The first Severn Bridge arose out of the need to bridge the gap between England and Wales. The second Severn Bridge was built because of the sheer weight of traffic travelling across the original bridge. Now that traffic is currently growing at an average rate of 3% per year, perhaps the time is right to consider a third crossing.
The ICE and the RIBA for Wales and the South West are inviting architects, engineers and students of either discipline to submit speculative concepts for a third crossing of the Severn Estuary/ Bristol Channel, within the project ‘Linking the Lands’. There will be no commitment to build the scheme. To encourage architects and engineers to develop working relationships with each other, we welcome teams or partnerships of mixed disciplines to enter, as well as entries from individuals. However, teams should be of no more than 4 members, including both architects and engineers.

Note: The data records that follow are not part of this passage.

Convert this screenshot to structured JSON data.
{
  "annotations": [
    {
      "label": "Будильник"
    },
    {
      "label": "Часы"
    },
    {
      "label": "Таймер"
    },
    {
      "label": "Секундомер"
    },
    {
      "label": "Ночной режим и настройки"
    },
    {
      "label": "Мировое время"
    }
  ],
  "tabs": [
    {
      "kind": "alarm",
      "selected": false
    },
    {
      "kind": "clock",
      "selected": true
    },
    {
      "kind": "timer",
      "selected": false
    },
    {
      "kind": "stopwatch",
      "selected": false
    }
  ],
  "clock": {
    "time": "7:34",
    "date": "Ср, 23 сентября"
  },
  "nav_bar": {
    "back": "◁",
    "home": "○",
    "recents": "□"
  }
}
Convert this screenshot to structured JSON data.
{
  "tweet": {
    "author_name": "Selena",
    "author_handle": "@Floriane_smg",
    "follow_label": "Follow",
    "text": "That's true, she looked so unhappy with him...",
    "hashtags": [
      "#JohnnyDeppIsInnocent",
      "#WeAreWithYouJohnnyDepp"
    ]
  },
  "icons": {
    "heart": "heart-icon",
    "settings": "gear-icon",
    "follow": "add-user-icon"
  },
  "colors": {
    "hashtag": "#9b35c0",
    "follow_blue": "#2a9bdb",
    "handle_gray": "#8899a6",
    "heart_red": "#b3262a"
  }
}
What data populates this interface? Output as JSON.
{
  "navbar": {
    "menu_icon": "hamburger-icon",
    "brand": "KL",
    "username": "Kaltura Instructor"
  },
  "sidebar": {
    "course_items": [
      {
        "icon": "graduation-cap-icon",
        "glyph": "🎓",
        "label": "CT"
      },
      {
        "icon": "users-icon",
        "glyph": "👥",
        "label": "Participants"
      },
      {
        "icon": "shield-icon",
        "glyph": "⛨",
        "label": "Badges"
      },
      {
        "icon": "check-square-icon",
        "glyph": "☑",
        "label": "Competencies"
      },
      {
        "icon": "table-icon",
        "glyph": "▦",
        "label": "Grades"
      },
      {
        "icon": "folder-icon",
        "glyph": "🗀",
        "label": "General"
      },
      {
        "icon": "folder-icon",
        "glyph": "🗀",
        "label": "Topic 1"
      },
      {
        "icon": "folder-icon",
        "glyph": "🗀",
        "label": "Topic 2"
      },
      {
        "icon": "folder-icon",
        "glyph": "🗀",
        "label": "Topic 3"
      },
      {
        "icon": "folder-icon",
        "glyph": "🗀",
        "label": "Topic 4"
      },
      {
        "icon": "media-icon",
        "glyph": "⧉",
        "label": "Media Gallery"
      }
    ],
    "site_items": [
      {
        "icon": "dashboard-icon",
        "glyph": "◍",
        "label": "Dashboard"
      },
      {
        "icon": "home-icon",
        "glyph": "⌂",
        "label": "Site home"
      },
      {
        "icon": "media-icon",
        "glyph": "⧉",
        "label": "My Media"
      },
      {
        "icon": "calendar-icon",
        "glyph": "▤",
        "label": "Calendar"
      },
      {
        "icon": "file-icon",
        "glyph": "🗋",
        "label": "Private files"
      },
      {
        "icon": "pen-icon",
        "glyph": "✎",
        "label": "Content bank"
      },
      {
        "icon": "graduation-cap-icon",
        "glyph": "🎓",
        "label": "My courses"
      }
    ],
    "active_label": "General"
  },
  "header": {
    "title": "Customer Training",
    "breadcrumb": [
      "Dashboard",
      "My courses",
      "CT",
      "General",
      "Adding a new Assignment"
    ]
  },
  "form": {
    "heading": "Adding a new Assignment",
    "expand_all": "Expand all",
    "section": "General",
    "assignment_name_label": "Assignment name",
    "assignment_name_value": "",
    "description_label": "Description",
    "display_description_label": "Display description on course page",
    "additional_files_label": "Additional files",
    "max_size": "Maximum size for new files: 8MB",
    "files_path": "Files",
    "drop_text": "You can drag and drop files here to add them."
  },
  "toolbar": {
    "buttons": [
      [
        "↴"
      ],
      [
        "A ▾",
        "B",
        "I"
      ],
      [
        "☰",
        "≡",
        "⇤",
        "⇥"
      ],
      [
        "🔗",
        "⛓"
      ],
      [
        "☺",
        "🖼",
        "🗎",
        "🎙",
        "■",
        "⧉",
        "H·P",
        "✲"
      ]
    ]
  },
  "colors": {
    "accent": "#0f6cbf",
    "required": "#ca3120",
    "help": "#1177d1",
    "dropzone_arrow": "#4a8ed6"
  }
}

Crossing the Severn Estuary was, of course, one of the quickest ways to enter and leave Wales, but from ancient times, the only access across the river was the ferry service which crossed from Aust Cliff to Beachley Peninsula, 8 miles upstream from Avonmouth.
The ferry was replaced in 1966 by the first Severn Bridge (which has two spans: the main span across the Severn Estuary, and the second smaller span across the River Wye). This bridge provided a direct link into Wales from England via the M4 motorway. However, the bridge was closed in adverse weather conditions, and an increase in traffic flow led to severe congestion in summer and at peak times. This led to the building of the second bridge, at English Stones (5km downstream from the existing bridge), which was opened in 1996. The M4 motorway was re-aligned to the second bridge, whilst the first bridge became part of the M48.
The rail link to Wales was built by the Great Western Railway between 1873-86, after several proposals for a railway bridge to span the gap, were unsuccessful.